Ein Wechsel sollte ausschließlich dann in Betracht gezogen werden, wenn die neue Versicherung nicht viel mehr kostet, dafür aber entscheidend bessere Leistungen bietet. Vor der Kündigung sollte eine zuverlässige Zusage des zukünftigen Versicherers vorliegen. Darüber hinaus muss die jeweilige im Vertrag vereinbarte Kündigungsfrist beachtet werden. Ein außerordentliches Kündigungsrecht besteht lediglich dann, wenn das Unternehmen seine Versicherungsbedingungen ändert. Ob der Versicherungsnehmer anschließend die bereits gezahlten Beiträge zurückerhält, hängt ebenfalls vom Vertrag ab.
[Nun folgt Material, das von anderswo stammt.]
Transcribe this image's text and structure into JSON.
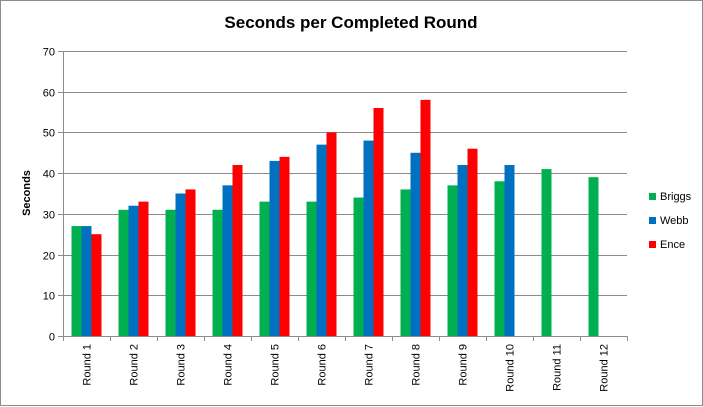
{
  "chart_data": {
    "type": "bar",
    "title": "Seconds per Completed Round",
    "xlabel": "",
    "ylabel": "Seconds",
    "ylim": [
      0,
      70
    ],
    "ytick_step": 10,
    "grid": true,
    "legend_position": "right",
    "categories": [
      "Round 1",
      "Round 2",
      "Round 3",
      "Round 4",
      "Round 5",
      "Round 6",
      "Round 7",
      "Round 8",
      "Round 9",
      "Round 10",
      "Round 11",
      "Round 12"
    ],
    "series": [
      {
        "name": "Briggs",
        "color": "#00b050",
        "values": [
          27,
          31,
          31,
          31,
          33,
          33,
          34,
          36,
          37,
          38,
          41,
          39
        ]
      },
      {
        "name": "Webb",
        "color": "#0070c0",
        "values": [
          27,
          32,
          35,
          37,
          43,
          47,
          48,
          45,
          42,
          42,
          null,
          null
        ]
      },
      {
        "name": "Ence",
        "color": "#ff0000",
        "values": [
          25,
          33,
          36,
          42,
          44,
          50,
          56,
          58,
          46,
          null,
          null,
          null
        ]
      }
    ]
  }
}
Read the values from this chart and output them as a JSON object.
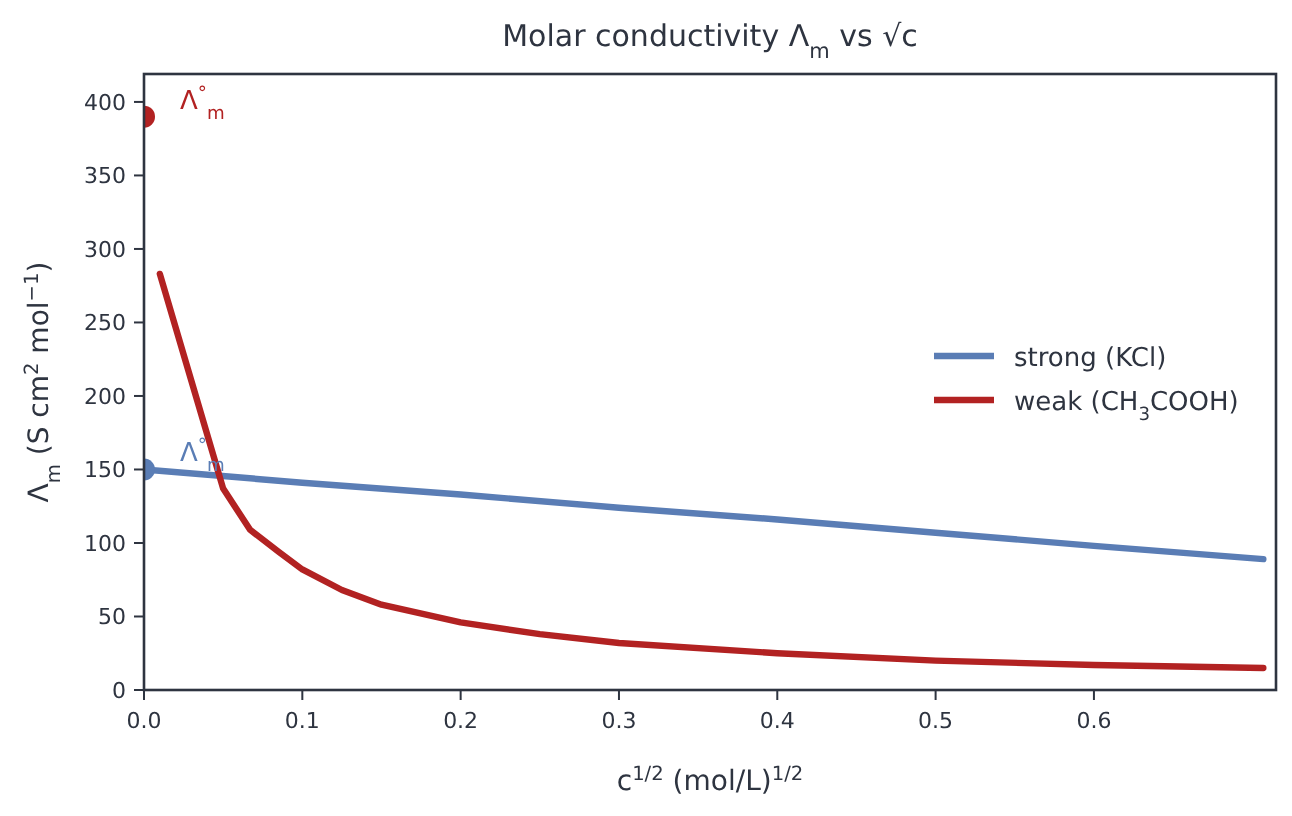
{
  "chart_data": {
    "type": "line",
    "title": "Molar conductivity Λ$_{m}$ vs √c",
    "xlabel": "c$^{1/2}$ (mol/L)$^{1/2}$",
    "ylabel": "Λ$_{m}$ (S cm$^{2}$ mol$^{−1}$)",
    "xlim": [
      0,
      0.715
    ],
    "xticks": [
      {
        "value": 0,
        "label": "0.0"
      },
      0.1,
      0.2,
      0.3,
      0.4,
      0.5,
      0.6
    ],
    "ylim": [
      0,
      419
    ],
    "yticks": [
      0,
      50,
      100,
      150,
      200,
      250,
      300,
      350,
      400
    ],
    "grid": false,
    "legend": "right",
    "line_style": "solid",
    "series": [
      {
        "name": "strong (KCl)",
        "color": "#5a7db5",
        "x": [
          0,
          0.1,
          0.2,
          0.3,
          0.4,
          0.5,
          0.6,
          0.707
        ],
        "values": [
          150,
          141,
          133,
          124,
          116,
          107,
          98,
          89
        ]
      },
      {
        "name": "weak (CH$_{3}$COOH)",
        "color": "#b22222",
        "x": [
          0.01,
          0.03,
          0.05,
          0.067,
          0.085,
          0.1,
          0.125,
          0.15,
          0.2,
          0.25,
          0.3,
          0.4,
          0.5,
          0.6,
          0.707
        ],
        "values": [
          283,
          210,
          137,
          109,
          94,
          82,
          68,
          58,
          46,
          38,
          32,
          25,
          20,
          17,
          15
        ]
      },
      {
        "type": "scatter",
        "color": "#b22222",
        "x": [
          0
        ],
        "values": [
          390
        ],
        "marker": "circle"
      },
      {
        "type": "scatter",
        "color": "#5a7db5",
        "x": [
          0
        ],
        "values": [
          150
        ],
        "marker": "circle"
      }
    ],
    "annotations": [
      {
        "text": "Λ$^{°}$$_{m}$",
        "x": 0,
        "y": 390
      },
      {
        "text": "Λ$^{°}$$_{m}$",
        "x": 0,
        "y": 150
      }
    ]
  }
}
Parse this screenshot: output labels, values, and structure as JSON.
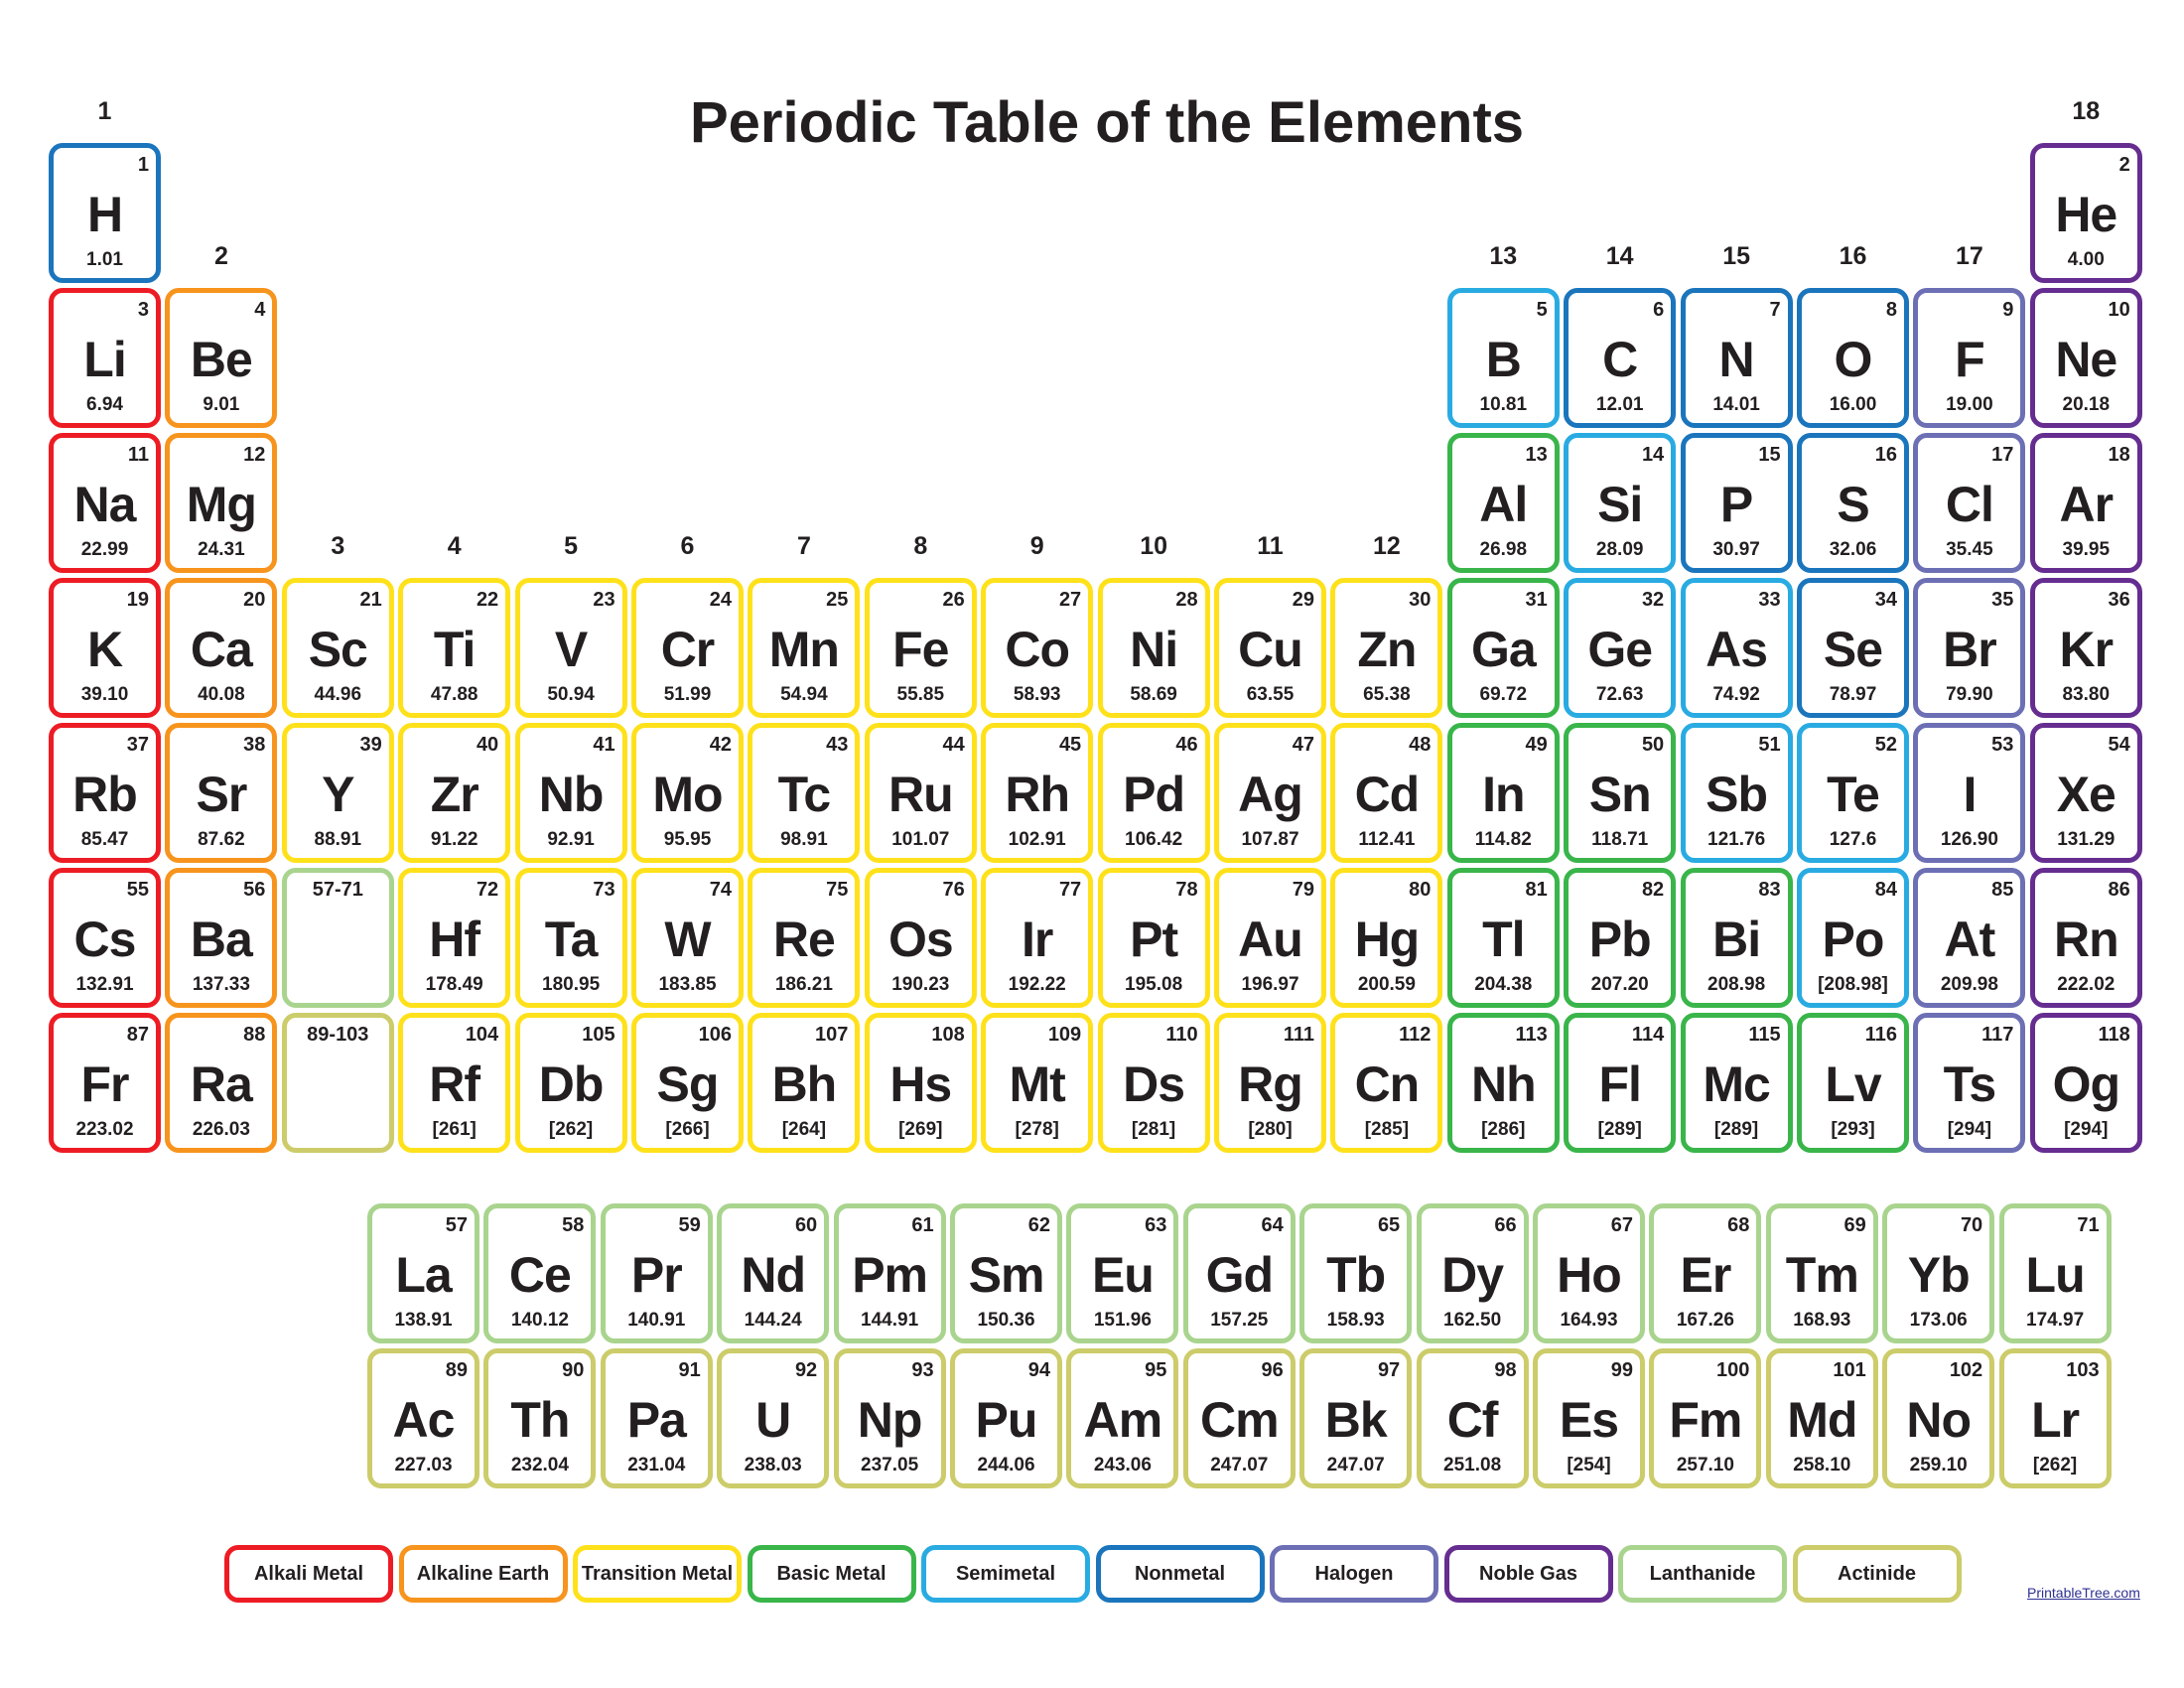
{
  "title": "Periodic Table of the Elements",
  "site": "PrintableTree.com",
  "colors": {
    "alkali": "#ed1c24",
    "alkaline": "#f7941d",
    "transition": "#ffe11b",
    "basic": "#39b54a",
    "semimetal": "#29abe2",
    "nonmetal": "#1b75bc",
    "halogen": "#6c6fb4",
    "noble": "#662d91",
    "lanthanide": "#a9d48e",
    "actinide": "#cccc6a"
  },
  "legend": [
    {
      "label": "Alkali Metal",
      "cat": "alkali"
    },
    {
      "label": "Alkaline Earth",
      "cat": "alkaline"
    },
    {
      "label": "Transition Metal",
      "cat": "transition"
    },
    {
      "label": "Basic Metal",
      "cat": "basic"
    },
    {
      "label": "Semimetal",
      "cat": "semimetal"
    },
    {
      "label": "Nonmetal",
      "cat": "nonmetal"
    },
    {
      "label": "Halogen",
      "cat": "halogen"
    },
    {
      "label": "Noble Gas",
      "cat": "noble"
    },
    {
      "label": "Lanthanide",
      "cat": "lanthanide"
    },
    {
      "label": "Actinide",
      "cat": "actinide"
    }
  ],
  "groups": [
    "1",
    "2",
    "3",
    "4",
    "5",
    "6",
    "7",
    "8",
    "9",
    "10",
    "11",
    "12",
    "13",
    "14",
    "15",
    "16",
    "17",
    "18"
  ],
  "placeholders": [
    {
      "label": "57-71",
      "cat": "lanthanide",
      "period": 6,
      "group": 3
    },
    {
      "label": "89-103",
      "cat": "actinide",
      "period": 7,
      "group": 3
    }
  ],
  "elements": [
    [
      "1",
      "H",
      "1.01",
      "nonmetal",
      1,
      1
    ],
    [
      "2",
      "He",
      "4.00",
      "noble",
      1,
      18
    ],
    [
      "3",
      "Li",
      "6.94",
      "alkali",
      2,
      1
    ],
    [
      "4",
      "Be",
      "9.01",
      "alkaline",
      2,
      2
    ],
    [
      "5",
      "B",
      "10.81",
      "semimetal",
      2,
      13
    ],
    [
      "6",
      "C",
      "12.01",
      "nonmetal",
      2,
      14
    ],
    [
      "7",
      "N",
      "14.01",
      "nonmetal",
      2,
      15
    ],
    [
      "8",
      "O",
      "16.00",
      "nonmetal",
      2,
      16
    ],
    [
      "9",
      "F",
      "19.00",
      "halogen",
      2,
      17
    ],
    [
      "10",
      "Ne",
      "20.18",
      "noble",
      2,
      18
    ],
    [
      "11",
      "Na",
      "22.99",
      "alkali",
      3,
      1
    ],
    [
      "12",
      "Mg",
      "24.31",
      "alkaline",
      3,
      2
    ],
    [
      "13",
      "Al",
      "26.98",
      "basic",
      3,
      13
    ],
    [
      "14",
      "Si",
      "28.09",
      "semimetal",
      3,
      14
    ],
    [
      "15",
      "P",
      "30.97",
      "nonmetal",
      3,
      15
    ],
    [
      "16",
      "S",
      "32.06",
      "nonmetal",
      3,
      16
    ],
    [
      "17",
      "Cl",
      "35.45",
      "halogen",
      3,
      17
    ],
    [
      "18",
      "Ar",
      "39.95",
      "noble",
      3,
      18
    ],
    [
      "19",
      "K",
      "39.10",
      "alkali",
      4,
      1
    ],
    [
      "20",
      "Ca",
      "40.08",
      "alkaline",
      4,
      2
    ],
    [
      "21",
      "Sc",
      "44.96",
      "transition",
      4,
      3
    ],
    [
      "22",
      "Ti",
      "47.88",
      "transition",
      4,
      4
    ],
    [
      "23",
      "V",
      "50.94",
      "transition",
      4,
      5
    ],
    [
      "24",
      "Cr",
      "51.99",
      "transition",
      4,
      6
    ],
    [
      "25",
      "Mn",
      "54.94",
      "transition",
      4,
      7
    ],
    [
      "26",
      "Fe",
      "55.85",
      "transition",
      4,
      8
    ],
    [
      "27",
      "Co",
      "58.93",
      "transition",
      4,
      9
    ],
    [
      "28",
      "Ni",
      "58.69",
      "transition",
      4,
      10
    ],
    [
      "29",
      "Cu",
      "63.55",
      "transition",
      4,
      11
    ],
    [
      "30",
      "Zn",
      "65.38",
      "transition",
      4,
      12
    ],
    [
      "31",
      "Ga",
      "69.72",
      "basic",
      4,
      13
    ],
    [
      "32",
      "Ge",
      "72.63",
      "semimetal",
      4,
      14
    ],
    [
      "33",
      "As",
      "74.92",
      "semimetal",
      4,
      15
    ],
    [
      "34",
      "Se",
      "78.97",
      "nonmetal",
      4,
      16
    ],
    [
      "35",
      "Br",
      "79.90",
      "halogen",
      4,
      17
    ],
    [
      "36",
      "Kr",
      "83.80",
      "noble",
      4,
      18
    ],
    [
      "37",
      "Rb",
      "85.47",
      "alkali",
      5,
      1
    ],
    [
      "38",
      "Sr",
      "87.62",
      "alkaline",
      5,
      2
    ],
    [
      "39",
      "Y",
      "88.91",
      "transition",
      5,
      3
    ],
    [
      "40",
      "Zr",
      "91.22",
      "transition",
      5,
      4
    ],
    [
      "41",
      "Nb",
      "92.91",
      "transition",
      5,
      5
    ],
    [
      "42",
      "Mo",
      "95.95",
      "transition",
      5,
      6
    ],
    [
      "43",
      "Tc",
      "98.91",
      "transition",
      5,
      7
    ],
    [
      "44",
      "Ru",
      "101.07",
      "transition",
      5,
      8
    ],
    [
      "45",
      "Rh",
      "102.91",
      "transition",
      5,
      9
    ],
    [
      "46",
      "Pd",
      "106.42",
      "transition",
      5,
      10
    ],
    [
      "47",
      "Ag",
      "107.87",
      "transition",
      5,
      11
    ],
    [
      "48",
      "Cd",
      "112.41",
      "transition",
      5,
      12
    ],
    [
      "49",
      "In",
      "114.82",
      "basic",
      5,
      13
    ],
    [
      "50",
      "Sn",
      "118.71",
      "basic",
      5,
      14
    ],
    [
      "51",
      "Sb",
      "121.76",
      "semimetal",
      5,
      15
    ],
    [
      "52",
      "Te",
      "127.6",
      "semimetal",
      5,
      16
    ],
    [
      "53",
      "I",
      "126.90",
      "halogen",
      5,
      17
    ],
    [
      "54",
      "Xe",
      "131.29",
      "noble",
      5,
      18
    ],
    [
      "55",
      "Cs",
      "132.91",
      "alkali",
      6,
      1
    ],
    [
      "56",
      "Ba",
      "137.33",
      "alkaline",
      6,
      2
    ],
    [
      "72",
      "Hf",
      "178.49",
      "transition",
      6,
      4
    ],
    [
      "73",
      "Ta",
      "180.95",
      "transition",
      6,
      5
    ],
    [
      "74",
      "W",
      "183.85",
      "transition",
      6,
      6
    ],
    [
      "75",
      "Re",
      "186.21",
      "transition",
      6,
      7
    ],
    [
      "76",
      "Os",
      "190.23",
      "transition",
      6,
      8
    ],
    [
      "77",
      "Ir",
      "192.22",
      "transition",
      6,
      9
    ],
    [
      "78",
      "Pt",
      "195.08",
      "transition",
      6,
      10
    ],
    [
      "79",
      "Au",
      "196.97",
      "transition",
      6,
      11
    ],
    [
      "80",
      "Hg",
      "200.59",
      "transition",
      6,
      12
    ],
    [
      "81",
      "Tl",
      "204.38",
      "basic",
      6,
      13
    ],
    [
      "82",
      "Pb",
      "207.20",
      "basic",
      6,
      14
    ],
    [
      "83",
      "Bi",
      "208.98",
      "basic",
      6,
      15
    ],
    [
      "84",
      "Po",
      "[208.98]",
      "semimetal",
      6,
      16
    ],
    [
      "85",
      "At",
      "209.98",
      "halogen",
      6,
      17
    ],
    [
      "86",
      "Rn",
      "222.02",
      "noble",
      6,
      18
    ],
    [
      "87",
      "Fr",
      "223.02",
      "alkali",
      7,
      1
    ],
    [
      "88",
      "Ra",
      "226.03",
      "alkaline",
      7,
      2
    ],
    [
      "104",
      "Rf",
      "[261]",
      "transition",
      7,
      4
    ],
    [
      "105",
      "Db",
      "[262]",
      "transition",
      7,
      5
    ],
    [
      "106",
      "Sg",
      "[266]",
      "transition",
      7,
      6
    ],
    [
      "107",
      "Bh",
      "[264]",
      "transition",
      7,
      7
    ],
    [
      "108",
      "Hs",
      "[269]",
      "transition",
      7,
      8
    ],
    [
      "109",
      "Mt",
      "[278]",
      "transition",
      7,
      9
    ],
    [
      "110",
      "Ds",
      "[281]",
      "transition",
      7,
      10
    ],
    [
      "111",
      "Rg",
      "[280]",
      "transition",
      7,
      11
    ],
    [
      "112",
      "Cn",
      "[285]",
      "transition",
      7,
      12
    ],
    [
      "113",
      "Nh",
      "[286]",
      "basic",
      7,
      13
    ],
    [
      "114",
      "Fl",
      "[289]",
      "basic",
      7,
      14
    ],
    [
      "115",
      "Mc",
      "[289]",
      "basic",
      7,
      15
    ],
    [
      "116",
      "Lv",
      "[293]",
      "basic",
      7,
      16
    ],
    [
      "117",
      "Ts",
      "[294]",
      "halogen",
      7,
      17
    ],
    [
      "118",
      "Og",
      "[294]",
      "noble",
      7,
      18
    ]
  ],
  "lanthanides": [
    [
      "57",
      "La",
      "138.91"
    ],
    [
      "58",
      "Ce",
      "140.12"
    ],
    [
      "59",
      "Pr",
      "140.91"
    ],
    [
      "60",
      "Nd",
      "144.24"
    ],
    [
      "61",
      "Pm",
      "144.91"
    ],
    [
      "62",
      "Sm",
      "150.36"
    ],
    [
      "63",
      "Eu",
      "151.96"
    ],
    [
      "64",
      "Gd",
      "157.25"
    ],
    [
      "65",
      "Tb",
      "158.93"
    ],
    [
      "66",
      "Dy",
      "162.50"
    ],
    [
      "67",
      "Ho",
      "164.93"
    ],
    [
      "68",
      "Er",
      "167.26"
    ],
    [
      "69",
      "Tm",
      "168.93"
    ],
    [
      "70",
      "Yb",
      "173.06"
    ],
    [
      "71",
      "Lu",
      "174.97"
    ]
  ],
  "actinides": [
    [
      "89",
      "Ac",
      "227.03"
    ],
    [
      "90",
      "Th",
      "232.04"
    ],
    [
      "91",
      "Pa",
      "231.04"
    ],
    [
      "92",
      "U",
      "238.03"
    ],
    [
      "93",
      "Np",
      "237.05"
    ],
    [
      "94",
      "Pu",
      "244.06"
    ],
    [
      "95",
      "Am",
      "243.06"
    ],
    [
      "96",
      "Cm",
      "247.07"
    ],
    [
      "97",
      "Bk",
      "247.07"
    ],
    [
      "98",
      "Cf",
      "251.08"
    ],
    [
      "99",
      "Es",
      "[254]"
    ],
    [
      "100",
      "Fm",
      "257.10"
    ],
    [
      "101",
      "Md",
      "258.10"
    ],
    [
      "102",
      "No",
      "259.10"
    ],
    [
      "103",
      "Lr",
      "[262]"
    ]
  ]
}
Hausfrauen und -männern empfiehlt es sich, den Abschluss der BU-Versicherung zunächst zu überdenken, denn für sie lohnt sich der Versicherungsschutz nicht immer: Sie zahlen bei den meisten Versicherern sehr hohe monatliche Beiträge, die Rentenhöhe im Falle einer dauerhaften körperlichen oder geistigen Beeinträchtigung fällt jedoch verhältnismäßig gering aus. Wer allerdings mit vergleichsweise hoher Wahrscheinlichkeit eines Tages doch wieder in das Arbeitsleben einsteigen möchte, sollte die BU-Versicherung besser früher als später abschließen, da mit höherem Alter auch die Beiträge enorm ansteigen.
Des Weiteren macht eine BU-Versicherung für Minijobber und Arbeitslose nicht immer Sinn. Auch sie sollten sorgfältig abwägen, ob der zusätzliche monatliche finanzielle Aufwand sich letzten Endes lohnt.